Scopri come la Gen4 promette prestazioni da vertice, trazione integrale permanente e una costruzione al 100% riciclabile per segnare una nuova fase della Formula E
La Formula E ha alzato il sipario sulla nuova Gen4, una monoposto che vuole ridisegnare i confini del motorsport elettrico e portare le prestazioni a livelli finora impensati per una categoria dedicata alle auto a batteria.
Presentata in pista in occasione delle prove pubbliche al Paul Ricard, la vettura si propone come sintesi tra potenza, tecnica e attenzione all’ambiente, e rappresenta il cuore del nuovo ciclo regolamentare che condurrà i costruttori verso la stagione 2026/27.
Dal punto di vista pratico la Gen4 non è solo un esercizio di marketing: i numeri rivendicati dagli organizzatori parlano chiaro e mettono in fila dati che spiegano l’ambizione dietro al progetto, dall’accelerazione alle soluzioni tecniche che la rendono unica nel panorama delle monoposto contemporanee.
La nuova monoposto dichiara una velocità massima di oltre 335 km/h e uno scatto 0-100 km/h in circa 1,8 secondi, mentre lo 0-200 km/h è annunciato in 4,4 secondi. In configurazione di gara la potenza raggiunge i 450 kW (circa 611 cv), salendo fino a 600 kW (circa 816 cv) in Attack Mode o in assetto da qualifica. Questi valori si traducono, secondo gli sviluppatori, in un miglioramento dei tempi sul giro compreso tra i 5 e i 10 secondi rispetto alle Gen3 Evo, un balzo generazionale che vuole avvicinare le prestazioni della categoria a quelle dei campionati storici.

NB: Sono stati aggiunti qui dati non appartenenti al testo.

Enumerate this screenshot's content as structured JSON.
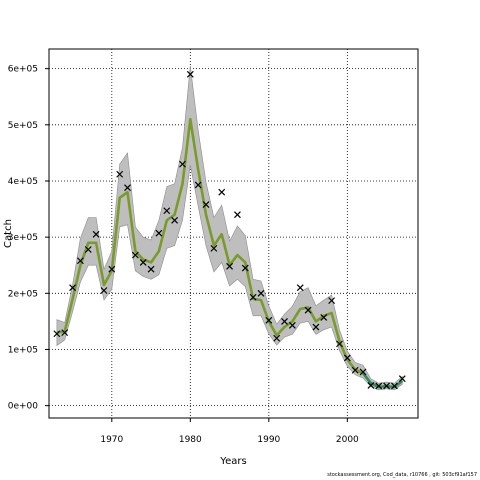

Sotto la carrozzeria la Gen4 monta una batteria da 55 kWh, con una capacità superiore rispetto alla generazione precedente, e un sistema di rigenerazione in frenata che arriva fino a 700 kW, capace di recuperare una quota significativa dell’energia impiegata in gara. Questo approccio mette al centro l’efficienza energetica come elemento competitivo, non più solo come vincolo progettuale, e apre scenari dove la strategia di gestione della carica sarà parte integrante del successo in gara.
Tra le novità più rilevanti c’è l’introduzione della trazione integrale permanente, soluzione che modifica profondamente il comportamento dinamico e la possibilità di sfruttare coppia motrice in uscita di curva. L’aerodinamica è stata riprogettata con un carico quasi raddoppiato e la silhouette della vettura riflette questa esigenza, compresa la presenza di un alettone posteriore che accentua la deportanza. Per scaricare a terra questi valori la serie ha rivisto anche il pacchetto pneumatici: spazio a due specifiche distinte, misure maggiorate e sezioni più generose, per garantire aderenza e resistenza alle sollecitazioni elevate.
L’abitacolo è stato ripensato per offrire maggiore libertà di movimento e una posizione di guida più regolabile, migliorando sia la sicurezza che il comfort dei piloti. Componenti come sospensioni, elettronica e architettura batteria sono stati adattati per sostenere i nuovi carichi e la maggior potenza, trasformando la Gen4 in un laboratorio avanzato per soluzioni trasferibili alla mobilità stradale.
La sostenibilità resta un asse portante del progetto.
La Gen4 è presentata come la prima monoposto da corsa con costruzione completamente riciclabile, e i materiali principali includono almeno il 20% di componenti riciclati. La carrozzeria utilizza fibre di carbonio riciclate e materiali bio-based, mentre gli pneumatici sono sviluppati con una composizione che prevede fino al 65% di materiali naturali e riciclati, incluso un 30% di gomma naturale certificata. La batteria è progettata senza l’impiego di terre rare, a favore di una filiera più sostenibile.
La Gen4 segna anche una risposta alle ambizioni dei costruttori: marchi come Porsche, Jaguar, Nissan, Mahindra, Lola e gruppi del calibro di Stellantis (con i suoi marchi) hanno già aderito al nuovo ciclo regolamentare, facendo della categoria un terreno d’investimento serio. La presentazione pubblica, alla quale hanno partecipato team e rappresentanti tecnici, è stata accompagnata da giudizi positivi anche da piloti e dirigenti, che ne hanno sottolineato il livello tecnologico e la sensazione prestazionale.
Il supporto della Federazione è stato esplicito: la Gen4 viene vista come un punto di riferimento per performance, innovazione e trasferibilità tecnologica verso la strada. Ora la sfida è trasformare le promesse in spettacolo sul tracciato e in sviluppo concreto per l’industria automobilistica. Con il debutto in pista che aprirà il ciclo 2026/27, la Formula E punta a consolidare il suo ruolo come laboratorio su quattro ruote per l’elettrico ad alte prestazioni.